List the symptoms that commonly prompt concern of a diagnosis of colorectal cancer and note their positive-predictive values.

A
  • Anaemia; PPV = 6-10%
  • Rectal bleeding; PPV = 5%
  • Altered bowel habit; PPV = 3%
  • Weight loss; PPV = 3%
  • Abdominal pain; PPV = 2%
  • Constipation; PPV = 1-2%
  • Dyspepsia; PPV = 0.5%

Note = All of these PPVs increase with age.

37
Q

What is the role of iFOBT in symptomatic patients?

A

In people with symptoms other than overt rectal bleeding, immunochemical faecal occult blood testing (iFOBT) can be used as part of the diagnostic assessment in primary care; a positive iFOBT in patients with for example altered bowel habit, weight loss, or abdominal pain, should prompt an urgent, rather than routine, colonoscopy.

38
Q

What triaging tools are recommended by the 2019 CPGs for use in symptomatic patients in whom colonoscopy is considered?

A
  1. iFOBT
  2. Age
  3. Findings on rigid proctosigmoidoscopy
  4. Faecal calprotectin

Generally speaking, negative iFOBT, rigid scope, and FC, reduce the urgency of OP investigation. Older age prompts quicker triage.

39
Q

Describe the “wait-time paradox” as it applies to symptomatic patients, colonoscopy, and CRC diagnosis.

A

Several large population-based studies from the UK and Europe have reported significantly higher 3- and 5-year mortality rates associated with shorter waiting periods (all < 1 month).

These findings are consistent with the ‘waiting time paradox’ where patients with severe symptoms associated with later stage disease are diagnosed promptly.

40
Q

Is there an optimum time-interval from symptomatic presentation to investigation of CRC?

A

Interestingly, studies have shown a U-shaped curve, where 5-year-mortality is worse with those investigated within 30 days, and those investigated beyond 130 days.

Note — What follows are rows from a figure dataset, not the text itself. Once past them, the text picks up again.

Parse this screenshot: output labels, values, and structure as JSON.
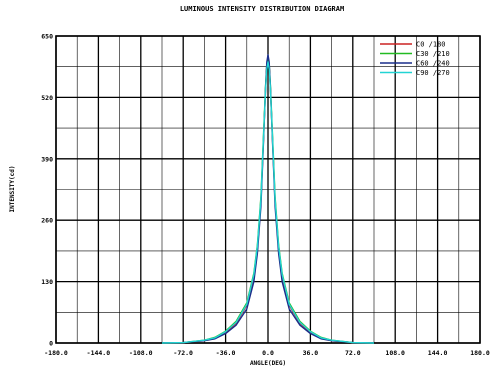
{
  "chart_data": {
    "type": "line",
    "title": "LUMINOUS INTENSITY DISTRIBUTION DIAGRAM",
    "xlabel": "ANGLE(DEG)",
    "ylabel": "INTENSITY(cd)",
    "xlim": [
      -180,
      180
    ],
    "ylim": [
      0,
      650
    ],
    "x_ticks": [
      -180,
      -144,
      -108,
      -72,
      -36,
      0,
      36,
      72,
      108,
      144,
      180
    ],
    "x_tick_labels": [
      "-180.0",
      "-144.0",
      "-108.0",
      "-72.0",
      "-36.0",
      "0.0",
      "36.0",
      "72.0",
      "108.0",
      "144.0",
      "180.0"
    ],
    "y_ticks": [
      0,
      130,
      260,
      390,
      520,
      650
    ],
    "y_tick_labels": [
      "0",
      "130",
      "260",
      "390",
      "520",
      "650"
    ],
    "grid": true,
    "legend_position": "top-right",
    "series": [
      {
        "name": "C0 /180",
        "color": "#cc2222",
        "x": [
          -90,
          -72,
          -54,
          -45,
          -36,
          -27,
          -18,
          -12,
          -9,
          -6,
          -4,
          -2,
          -1,
          0,
          1,
          2,
          4,
          6,
          9,
          12,
          18,
          27,
          36,
          45,
          54,
          72,
          90
        ],
        "y": [
          0,
          1,
          5,
          10,
          22,
          42,
          80,
          140,
          200,
          300,
          420,
          540,
          585,
          600,
          585,
          540,
          420,
          300,
          200,
          140,
          80,
          42,
          22,
          10,
          5,
          1,
          0
        ]
      },
      {
        "name": "C30 /210",
        "color": "#22bb22",
        "x": [
          -90,
          -72,
          -54,
          -45,
          -36,
          -27,
          -18,
          -12,
          -9,
          -6,
          -4,
          -2,
          -1,
          0,
          1,
          2,
          4,
          6,
          9,
          12,
          18,
          27,
          36,
          45,
          54,
          72,
          90
        ],
        "y": [
          0,
          1,
          6,
          12,
          25,
          46,
          85,
          148,
          208,
          310,
          430,
          548,
          590,
          602,
          590,
          548,
          430,
          310,
          208,
          148,
          85,
          46,
          25,
          12,
          6,
          1,
          0
        ]
      },
      {
        "name": "C60 /240",
        "color": "#1a2e8c",
        "x": [
          -90,
          -72,
          -54,
          -45,
          -36,
          -27,
          -18,
          -12,
          -9,
          -6,
          -4,
          -2,
          -1,
          0,
          1,
          2,
          4,
          6,
          9,
          12,
          18,
          27,
          36,
          45,
          54,
          72,
          90
        ],
        "y": [
          0,
          1,
          5,
          9,
          20,
          38,
          72,
          130,
          190,
          290,
          415,
          545,
          595,
          610,
          595,
          545,
          415,
          290,
          190,
          130,
          72,
          38,
          20,
          9,
          5,
          1,
          0
        ]
      },
      {
        "name": "C90 /270",
        "color": "#22d4d4",
        "x": [
          -90,
          -72,
          -54,
          -45,
          -36,
          -27,
          -18,
          -12,
          -9,
          -6,
          -4,
          -2,
          -1,
          0,
          1,
          2,
          4,
          6,
          9,
          12,
          18,
          27,
          36,
          45,
          54,
          72,
          90
        ],
        "y": [
          0,
          1,
          6,
          11,
          24,
          44,
          82,
          145,
          205,
          305,
          425,
          540,
          580,
          595,
          580,
          540,
          425,
          305,
          205,
          145,
          82,
          44,
          24,
          11,
          6,
          1,
          0
        ]
      }
    ]
  }
}
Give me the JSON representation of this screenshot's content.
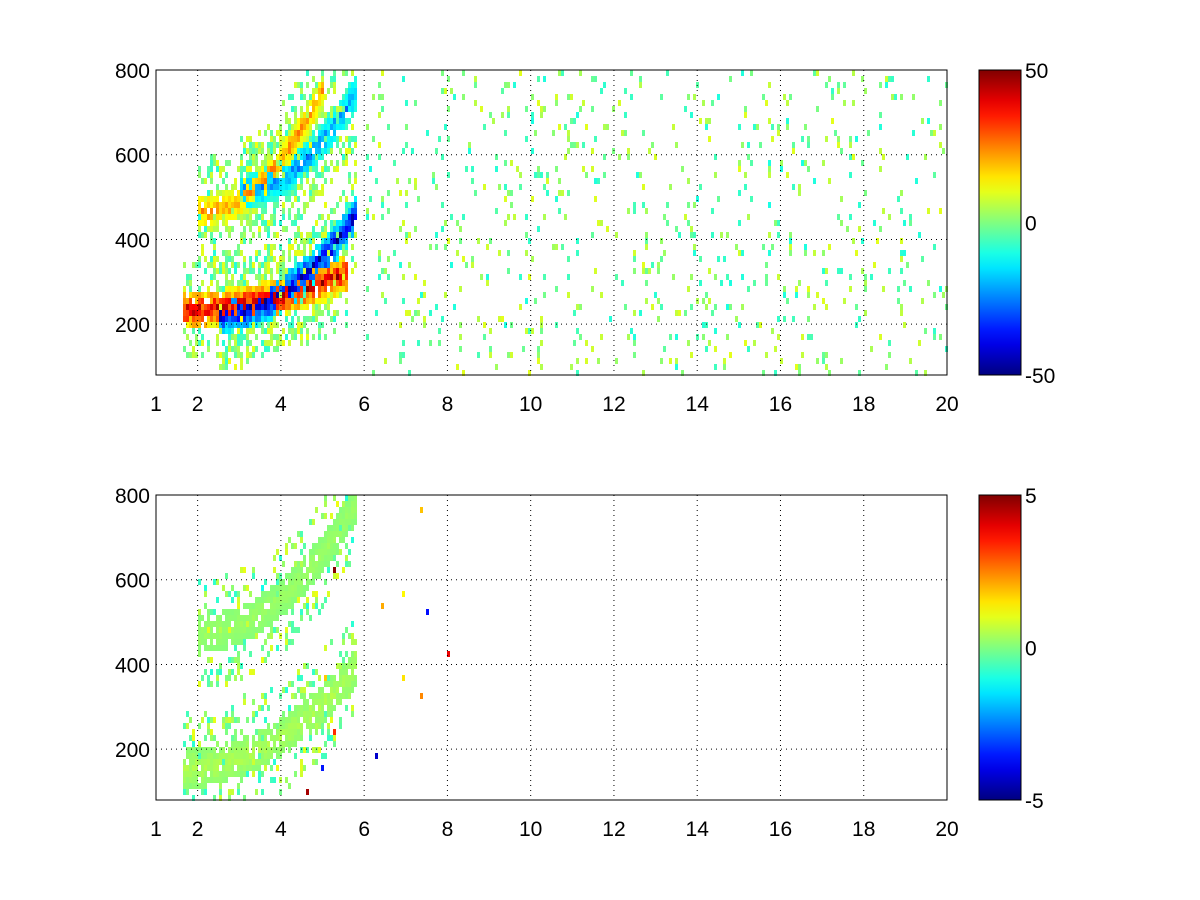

The first part of the U-bend is due to the wait-time paradox.

41
Q

According to the CPGs, what is the maximum time from first healthcare presentation to colonoscopy for investigation of CR symptoms or +FOBT?

A

120 days for those that fit triage categories 1 and 2.

Triage category 3 is essentially GI symptoms with negative iFOBT and reassuring features (either younger age, or isolated symptoms).

42
Q

Describe the recommended surgical management of patients with Lynch Syndrome CRC.

What influences the choice of operation in these patients?

A

The choice of procedure should be individualised according to the:

  • site and number of tumour(s)
  • age at diagnosis
  • risk of surgical morbidity
  • patient comorbidities and their wishes

Segmental colectomy is associated with a 15-20% metachronous cancer rate even with surveillance. Sub-total colectomy is therefore generally favoured.

Functional outcome is however better after segmental colectomy and this procedure can still be considered in older patients. Annual surveillance is required for the residual colorectum.

43
Q

When should screening begin for Peutz-Jeghers?

A

Colonoscopy should be performed at age 8 years and then 3 yearly with gastroscopy from age 18.

Individuals with PJS should also undergo capsule video endoscopy or MRE 3-yearly as well as have their Hb checked annually.

44
Q

What is the evidence for extended VTEP in colorectal cancer patients?

A

A Cochrane review analysing data from four Scandinavian studies published in 2009, suggested a 60% reduction in venography detected thromboembolism rates in patients undergoing abdominal or pelvic surgery who received extended prophylaxis compared to standard prophylaxis.

The symptomatic thromboembolism rate was also significantly reduced, from 0.7% in the standard group to 0.2 % in the extended prophylaxis group.

Given this finding, recent expert guidelines have suggested extended prophylaxis for 28 days post surgery should be considered, particularly in high-risk patients.